Audience Interests in Social Media Analytics can be difficult to understand. The analytics process will give us many ways to understand the audience's interests, by monitoring what kind of content they like, what type of interaction they generate, and the comments and questions asked by the audience to the companies that we are researching. To get a direct metric that tells us “this audience likes that kind or product, or that brand,” is exceptionally hard for different reasons. I will share some of these reasons later in this post.
What we will find in the market, and even within the social media network itself, is a series of estimated metrics telling us that “there is a chance that this audience likes…”
In quintly we understand this challenge. We develop our platform to bring out intelligence that can give analysts the possibility of reaching direct insights about audience interests. We want to look into facts, and deliver very direct and reliable metrics for audience interest, and for the entire social media analytics process as well.
Here you will find an example of Nikon. So people who are mentioning Nikon are also mentioning National Geographic and the photo-editing program “Lightroom”.
But what are the challenges? And how is quintly solving the case? How will this scenario evolve in the future? Let’s have a look.

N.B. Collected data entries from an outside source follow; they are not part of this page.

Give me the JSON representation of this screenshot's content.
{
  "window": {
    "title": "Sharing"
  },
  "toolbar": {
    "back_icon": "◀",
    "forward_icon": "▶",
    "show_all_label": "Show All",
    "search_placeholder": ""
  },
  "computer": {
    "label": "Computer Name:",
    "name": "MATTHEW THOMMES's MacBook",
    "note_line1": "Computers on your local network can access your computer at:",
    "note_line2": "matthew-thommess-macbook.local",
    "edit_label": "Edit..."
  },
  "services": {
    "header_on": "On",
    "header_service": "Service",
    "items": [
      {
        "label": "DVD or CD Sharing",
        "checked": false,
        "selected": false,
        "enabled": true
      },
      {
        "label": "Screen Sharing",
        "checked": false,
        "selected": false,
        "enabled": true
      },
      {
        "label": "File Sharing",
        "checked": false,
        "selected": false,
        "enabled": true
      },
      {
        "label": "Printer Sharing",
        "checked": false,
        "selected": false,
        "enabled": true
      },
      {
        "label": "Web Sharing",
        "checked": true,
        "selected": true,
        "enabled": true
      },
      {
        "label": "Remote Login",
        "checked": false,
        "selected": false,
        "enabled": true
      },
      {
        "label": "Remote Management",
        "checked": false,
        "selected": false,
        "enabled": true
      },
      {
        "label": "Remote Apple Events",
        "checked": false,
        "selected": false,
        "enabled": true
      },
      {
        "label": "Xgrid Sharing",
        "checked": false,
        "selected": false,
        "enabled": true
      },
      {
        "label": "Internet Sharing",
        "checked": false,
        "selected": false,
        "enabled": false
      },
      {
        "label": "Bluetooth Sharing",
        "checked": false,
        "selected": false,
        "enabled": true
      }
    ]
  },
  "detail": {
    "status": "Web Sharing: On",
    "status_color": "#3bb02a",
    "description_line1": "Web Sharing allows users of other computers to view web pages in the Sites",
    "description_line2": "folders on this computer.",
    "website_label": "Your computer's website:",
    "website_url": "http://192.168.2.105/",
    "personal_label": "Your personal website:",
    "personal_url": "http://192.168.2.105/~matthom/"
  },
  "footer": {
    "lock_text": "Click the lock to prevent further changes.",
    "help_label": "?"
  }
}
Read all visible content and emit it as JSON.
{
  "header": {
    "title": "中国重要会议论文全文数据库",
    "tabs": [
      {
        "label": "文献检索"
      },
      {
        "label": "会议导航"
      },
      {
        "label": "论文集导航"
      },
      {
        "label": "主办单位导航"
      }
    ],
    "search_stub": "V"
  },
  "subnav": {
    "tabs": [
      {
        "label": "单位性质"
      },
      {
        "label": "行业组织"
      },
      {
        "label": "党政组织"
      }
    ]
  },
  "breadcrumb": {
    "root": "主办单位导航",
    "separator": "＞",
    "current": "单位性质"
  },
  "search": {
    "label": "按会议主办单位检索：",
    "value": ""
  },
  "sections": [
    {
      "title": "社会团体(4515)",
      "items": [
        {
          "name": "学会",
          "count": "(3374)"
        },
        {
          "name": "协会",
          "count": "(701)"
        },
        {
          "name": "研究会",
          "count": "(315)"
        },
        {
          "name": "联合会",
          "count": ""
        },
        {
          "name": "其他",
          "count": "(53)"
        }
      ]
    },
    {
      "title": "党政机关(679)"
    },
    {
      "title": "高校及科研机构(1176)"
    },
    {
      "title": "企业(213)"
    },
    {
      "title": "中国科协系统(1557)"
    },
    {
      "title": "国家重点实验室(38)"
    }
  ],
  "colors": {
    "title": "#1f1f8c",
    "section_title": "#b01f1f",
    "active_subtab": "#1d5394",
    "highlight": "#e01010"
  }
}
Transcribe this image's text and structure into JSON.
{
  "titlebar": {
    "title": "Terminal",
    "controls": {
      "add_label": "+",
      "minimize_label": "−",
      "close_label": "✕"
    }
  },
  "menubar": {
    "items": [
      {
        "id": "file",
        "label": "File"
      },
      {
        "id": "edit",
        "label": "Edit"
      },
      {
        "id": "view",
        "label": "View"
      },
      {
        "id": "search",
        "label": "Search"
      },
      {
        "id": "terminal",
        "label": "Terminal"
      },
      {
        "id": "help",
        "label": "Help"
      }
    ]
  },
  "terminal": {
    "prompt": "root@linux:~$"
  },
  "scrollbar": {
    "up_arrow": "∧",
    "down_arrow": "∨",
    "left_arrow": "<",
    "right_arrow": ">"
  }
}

Social Analytics platforms rely on social media network APIs (direct data connection points) to build their database and then offer users access to that data in the form of metrics, or even raw data directly from the analytics API. The social media networks do not share everything with analytics platforms, and that is the main challenge. Networks such as Facebook, Instagram, Pinterest, YouTube, LinkedIn and Twitter are all bound to privacy regulations in their user agreement. So even when users fill in their profile information with their interests, it is not available on the analytics.

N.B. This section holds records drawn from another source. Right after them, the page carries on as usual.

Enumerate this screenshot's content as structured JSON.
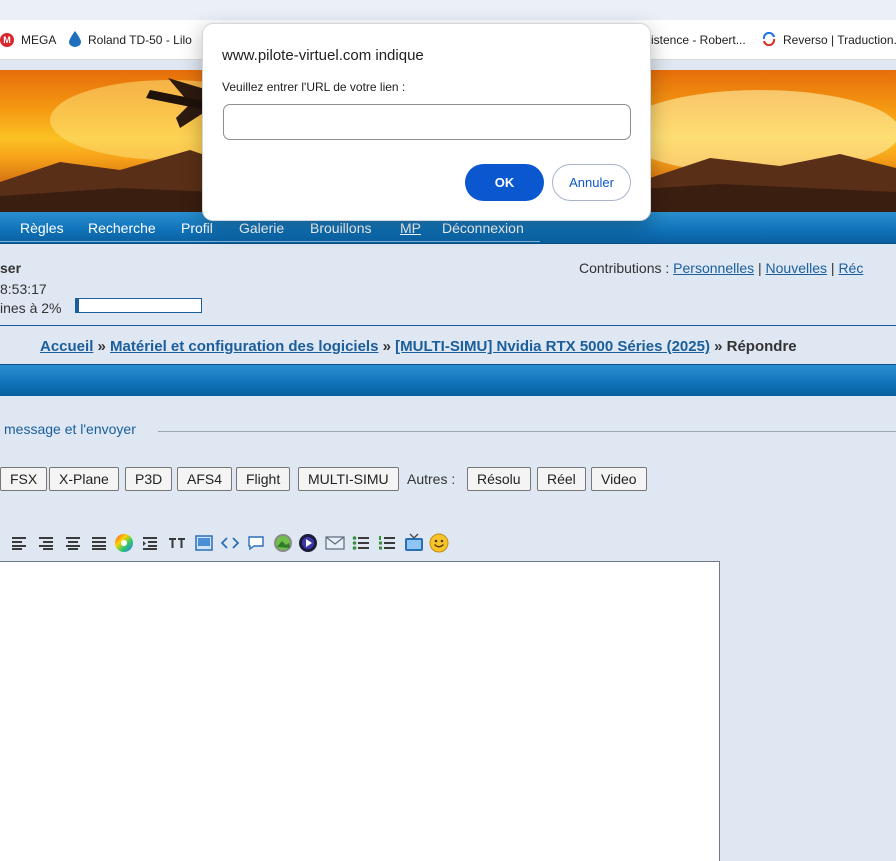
{
  "bookmarks": [
    {
      "label": "MEGA",
      "icon": "mega-icon"
    },
    {
      "label": "Roland TD-50 - Lilo",
      "icon": "droplet-icon"
    },
    {
      "label": "istence - Robert...",
      "icon": ""
    },
    {
      "label": "Reverso | Traduction...",
      "icon": "reverso-icon"
    }
  ],
  "nav": {
    "items": [
      "Règles",
      "Recherche",
      "Profil",
      "Galerie",
      "Brouillons",
      "MP",
      "Déconnexion"
    ]
  },
  "user": {
    "name": "ser",
    "time": "8:53:17",
    "quota_label": "ines à 2%",
    "quota_value": 0.02
  },
  "contributions": {
    "label": "Contributions :",
    "links": [
      "Personnelles",
      "Nouvelles",
      "Réc"
    ]
  },
  "breadcrumb": {
    "items": [
      "Accueil",
      "Matériel et configuration des logiciels",
      "[MULTI-SIMU] Nvidia RTX 5000 Séries (2025)"
    ],
    "current": "Répondre",
    "sep": "»"
  },
  "form": {
    "legend": " message et l'envoyer"
  },
  "tags": {
    "sims": [
      "FSX",
      "X-Plane",
      "P3D",
      "AFS4",
      "Flight",
      "MULTI-SIMU"
    ],
    "others_label": "Autres :",
    "others": [
      "Résolu",
      "Réel",
      "Video"
    ]
  },
  "toolbar": {
    "tools": [
      "align-left-icon",
      "align-right-icon",
      "align-center-icon",
      "align-justify-icon",
      "color-wheel-icon",
      "indent-icon",
      "font-size-icon",
      "box-icon",
      "code-icon",
      "quote-bubble-icon",
      "image-icon",
      "media-icon",
      "email-icon",
      "bullet-list-icon",
      "numbered-list-icon",
      "video-icon",
      "smiley-icon"
    ]
  },
  "dialog": {
    "title": "www.pilote-virtuel.com indique",
    "message": "Veuillez entrer l'URL de votre lien :",
    "input_value": "",
    "ok_label": "OK",
    "cancel_label": "Annuler"
  },
  "colors": {
    "link": "#1a5e9c",
    "nav_bar": "#0f72b8",
    "ok_button": "#0b57d0"
  }
}
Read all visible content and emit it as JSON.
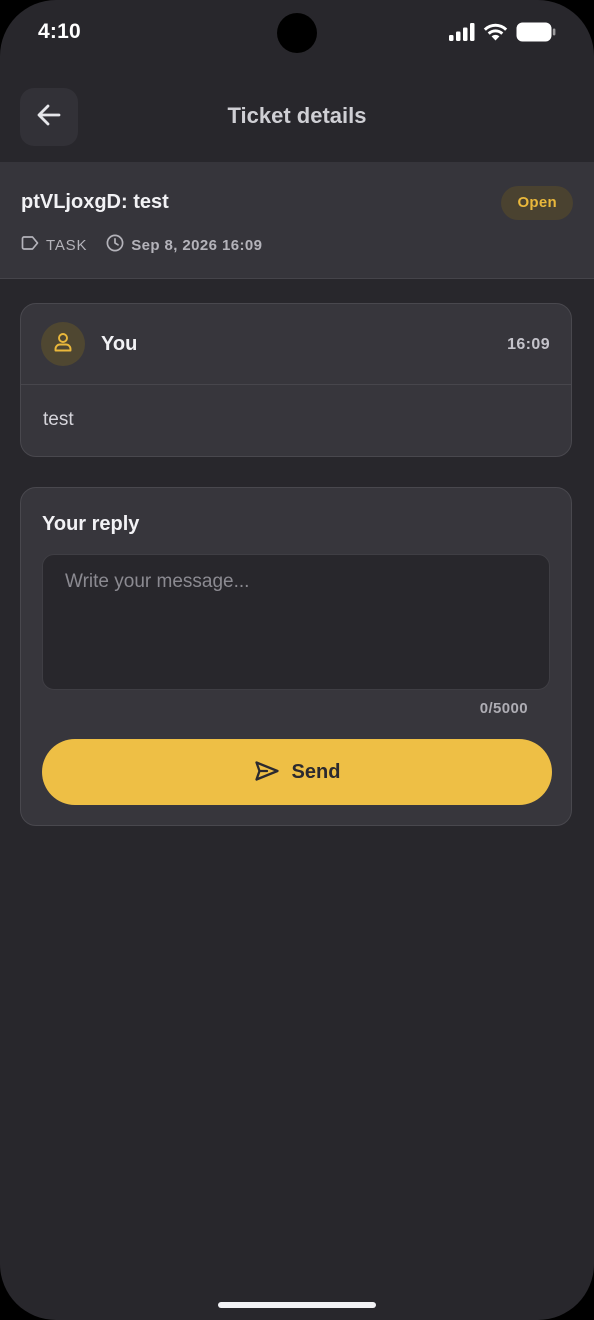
{
  "status_bar": {
    "time": "4:10",
    "icons": [
      "cellular-signal-icon",
      "wifi-icon",
      "battery-icon"
    ]
  },
  "header": {
    "title": "Ticket details",
    "back_icon": "arrow-left-icon"
  },
  "ticket": {
    "title": "ptVLjoxgD: test",
    "status": "Open",
    "type": "TASK",
    "created": "Sep 8, 2026 16:09"
  },
  "message": {
    "author": "You",
    "time": "16:09",
    "body": "test",
    "avatar_icon": "user-icon"
  },
  "reply": {
    "title": "Your reply",
    "value": "",
    "placeholder": "Write your message...",
    "char_count": "0/5000",
    "send_label": "Send",
    "send_icon": "send-icon"
  },
  "colors": {
    "background": "#28272c",
    "surface": "#37363c",
    "accent": "#eebf45",
    "badge_text": "#eab83b"
  }
}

The second challenge is to connect individual users to their respective activity. How can we know if a user named “John Doe” has interacted with certain content? Depending on the type of interaction and the social media network we are working with, that information is unavailable.

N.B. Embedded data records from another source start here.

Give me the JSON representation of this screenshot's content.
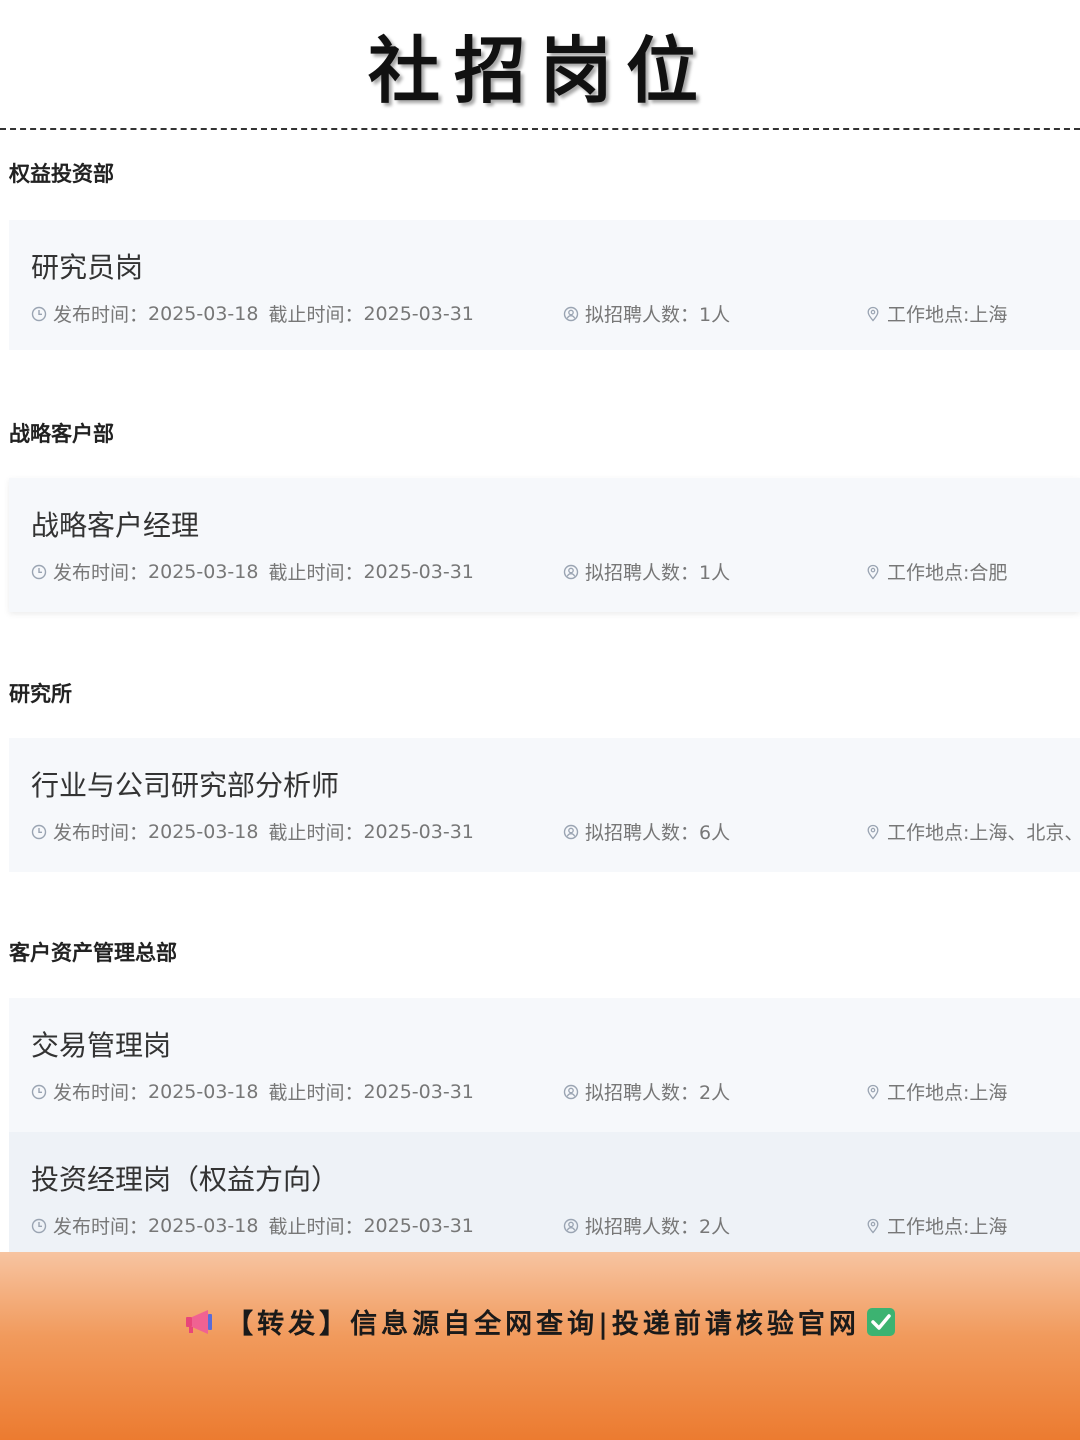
{
  "header": {
    "title": "社招岗位"
  },
  "labels": {
    "publish": "发布时间：",
    "deadline": "截止时间：",
    "count": "拟招聘人数：",
    "location": "工作地点:"
  },
  "sections": [
    {
      "name": "权益投资部",
      "jobs": [
        {
          "title": "研究员岗",
          "publish_date": "2025-03-18",
          "deadline": "2025-03-31",
          "count": "1人",
          "location": "上海"
        }
      ]
    },
    {
      "name": "战略客户部",
      "jobs": [
        {
          "title": "战略客户经理",
          "publish_date": "2025-03-18",
          "deadline": "2025-03-31",
          "count": "1人",
          "location": "合肥"
        }
      ]
    },
    {
      "name": "研究所",
      "jobs": [
        {
          "title": "行业与公司研究部分析师",
          "publish_date": "2025-03-18",
          "deadline": "2025-03-31",
          "count": "6人",
          "location": "上海、北京、合肥"
        }
      ]
    },
    {
      "name": "客户资产管理总部",
      "jobs": [
        {
          "title": "交易管理岗",
          "publish_date": "2025-03-18",
          "deadline": "2025-03-31",
          "count": "2人",
          "location": "上海"
        },
        {
          "title": "投资经理岗（权益方向）",
          "publish_date": "2025-03-18",
          "deadline": "2025-03-31",
          "count": "2人",
          "location": "上海"
        }
      ]
    }
  ],
  "footer": {
    "text": "【转发】信息源自全网查询|投递前请核验官网"
  },
  "colors": {
    "icon": "#9aa4b2",
    "footer_start": "#f7c4a1",
    "footer_end": "#ec7b30"
  }
}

We will see that a certain piece of content received a certain amount of interactions, but usually all that we will be able to track by default inside an analytics platform from specific users are comments and user posts. Then on top of that, even when we do have the data that “John Doe commented on this specific post,” how do we know that the next time we see a person named “John Doe” in our analytics display we are talking about the same John Doe? That would require a unique ID to each user, which is another data point that is usually not available to analytics platforms.
In Twitter we have that, but in most social networks the individual user ID is kept hidden from any external party trying to access its analytics.
Social engagement analytics data being limited for this analysis, we have to find ways of detecting individual user activity. Twitter is best social media network for this study because of the way it considers each user a potentially public profile. Users can still block their data from external parties, and have a private profile in the network, but the moment they interact with another profile they will be registered on that interaction under their very unique name.
In our previous example, if the user “John Doe” owns the Twitter profile “@John_Doe” we would always be able to see that “@John_Doe” is the same person as last time.
Other networks will also follow such profile names, and even Facebook will let users have a unique profile URL, such as “Facebook.com/John_Doe,” but when it comes to analytics, these social networks consider the profile name as private, and will not share that with external parties.
Twitter Mentions Overlap is the name of the first metric to explore this level of Audience Interests in quintly. What quintly has done is to register every single follower that mentions the twitter profile we are analyzing, then go back to the database and match that follower profile to other mentions it made to any other profile in the database. In simple terms, quintly is searching for “who else has that follower mentioned.”
It reveals true social media engagement between profiles, true social media interactions, not an estimate. What this means is that when we see that “@John_Doe” mentioned “@Coca-Cola” that is something that really happened.
Audience insights can shed light in the dark on what my followers like besides my content? What are they interacting with that shows me more of their real lives? This can lead the analyst (independent of job title) to strategic insights that can be applied to content creation, or to the evaluation of content performance.
Competitive intelligence is also a key output of this metric and answers the questions:
Is my social media audience talking to or about my competitors?
Are they talking to competitors that I didn’t know before?
Do they talk more to me than they talk to them?
What is their volume of interactions with all the brands in my industry?
This can lead to insights around the best competitors to watch out for, to benchmark, to adopt best practices from, and to avoid mistakes they make.
When analytics can truly help us reach relevant insights our business strategy will be extremely enhanced. Business analytics, which includes social media analytics, always faces a series of challenges before it can deliver strategic insights. These challenges, like the ones mentioned in this article, will either stop us from reaching the insights we need, or delay our work, requiring a time investment greater than what we wished we could spend.
When metrics such as the Twitter Mentions Overlap come along and become a beacon for our analysis, a focal point where more metrics to be connected with, we gain back the time we were spending before on much longer processes.
Social media strategy involves the analysis of events, and it can be quite straight forward to search for tactical information such as the best time and day to promote our content. What is interesting with Twitter Mentions Overlap is that it goes beyond the tactical level, and empowers the strategy creatively. Metrics that touch business intelligence in this way have huge value to our analytics setup. They not only describe tactical information, that eventually confirm or deny the effectiveness of our past actions, but they also open a new set of unexpected information, and with that they open a new field of possibilities for us to work with.